To sum up there are a few important elements. Composability is far easier when you store everything on chain. Another thing is availability. Anything that is stored off chain, including on archival nodes, could hinder this. Archival nodes are not necessarily incentivized to have past transactions available at all times. There are definitely some wallets and other new players in the game that have to pay to store and access this data off chain. This creates dependencies, right? We would want to avoid this by storing everything on chain, or whatever is possible.

I agree that some parts can still be stored off chain, but many of the properties of the NFTs, if they're on chain, you get a completely new experience, contracts looking at other contracts. And liveness depends on the validators.

Really interesting. If what you want to use is static NFTs, then compression is appropriate. But, if you're trying to have a more expansive view of the way the NFTs can be used, then, then the way that Sui is handling them offers you a better option.

Yeah, and note that we have some cool features that are going to be launched in the next few weeks or months. And some of them are confidential NFTs, partially confidential NFTs, and many other applications that do not exist out there. And in many situations, you require some of the data to be on chain just to easily verify encrypted stuff, or even decrypt on chain encrypted stuff.

What are some of the things you’re most excited about regarding the future of Sui?

This is my favorite question. The main reason that I joined Mysten Labs was because I prefer a place where innovation drives product development. And we're offering something new to the community. I even named my son Kryptos. I'm so deep into the technology of the blockchain and cryptography, that I actually convinced my wife to have a child that is called Kryptos. Which is crazy.

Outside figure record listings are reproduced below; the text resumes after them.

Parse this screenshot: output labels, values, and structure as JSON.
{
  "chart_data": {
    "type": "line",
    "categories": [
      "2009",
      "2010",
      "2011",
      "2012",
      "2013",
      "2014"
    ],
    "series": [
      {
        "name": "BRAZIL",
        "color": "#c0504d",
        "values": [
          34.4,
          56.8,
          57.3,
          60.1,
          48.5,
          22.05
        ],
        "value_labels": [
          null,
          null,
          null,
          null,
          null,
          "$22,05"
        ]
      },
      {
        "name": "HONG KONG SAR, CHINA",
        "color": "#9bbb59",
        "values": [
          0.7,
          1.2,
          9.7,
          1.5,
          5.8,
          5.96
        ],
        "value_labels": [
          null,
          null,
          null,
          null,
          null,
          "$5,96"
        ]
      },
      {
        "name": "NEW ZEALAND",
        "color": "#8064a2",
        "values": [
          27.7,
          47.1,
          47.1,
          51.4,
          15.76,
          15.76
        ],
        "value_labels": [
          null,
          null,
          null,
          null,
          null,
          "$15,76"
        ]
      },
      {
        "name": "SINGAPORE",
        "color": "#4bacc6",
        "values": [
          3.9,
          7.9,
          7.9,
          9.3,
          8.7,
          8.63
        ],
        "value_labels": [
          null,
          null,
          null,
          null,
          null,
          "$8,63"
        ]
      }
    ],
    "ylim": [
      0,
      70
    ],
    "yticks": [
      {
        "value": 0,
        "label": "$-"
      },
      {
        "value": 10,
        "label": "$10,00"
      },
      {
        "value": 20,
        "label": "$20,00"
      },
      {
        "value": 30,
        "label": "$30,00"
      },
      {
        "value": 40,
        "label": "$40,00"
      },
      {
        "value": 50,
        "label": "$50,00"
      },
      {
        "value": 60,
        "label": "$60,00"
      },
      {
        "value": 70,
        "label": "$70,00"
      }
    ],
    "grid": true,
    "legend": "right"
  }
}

If you're asking me in particular about cryptographic innovations in Sui, one thing for sure is the many ways we allow for authentication. Typically, most blockchains only support one signature algorithm. Ethereum has its own algorithm. Cardano and Solana support another algorithm. We tried to be proactive, and be able to have all of the blockchains talk to us. This means we allow all of the existing algorithms, which means we're compatible with more wallets. Existing wallets don’t need to reinvent the wheel. You like one that is Ethereum-based, we're supporting that algorithm, so go and use it. Do you use an iPhone? You don't even need a wallet. iPhones and the more advanced Android devices have this security chip inside them that only supports a particular algorithm. We support this as well.

And then we also have the concept of multi signatures natively. If you're obsessed with security, use the system where you need two out of three different signature schemes every time you are signing. So the authentication part of cryptography, I think it's like one of the flagship features of Sui that will create new authentication experiences.

The other thing that I personally like a lot is that we introduced zero knowledge proofs, privacy preserving technologies, inside Sui from day one. So someone can now create a KYC system with as much privacy as they want. They can construct new authentication schemes. They can even create confidential amount transfers, but also giving them the opportunity to comply with regulation and auditors. They can now have all of these tools without having to personally implement them and possibly make mistakes. We put everything there for the developers to use.

Beyond all these algorithms, we actually offer very good support from our developer solutions engineering team. And we work everyday with teams that are not fluent in cryptography. They don't have cryptographers but work on a crazy cool idea, we help them! And if we get some feedback that something is not available, or questions on how to implement something, we can tackle that too in blazing fast speeds.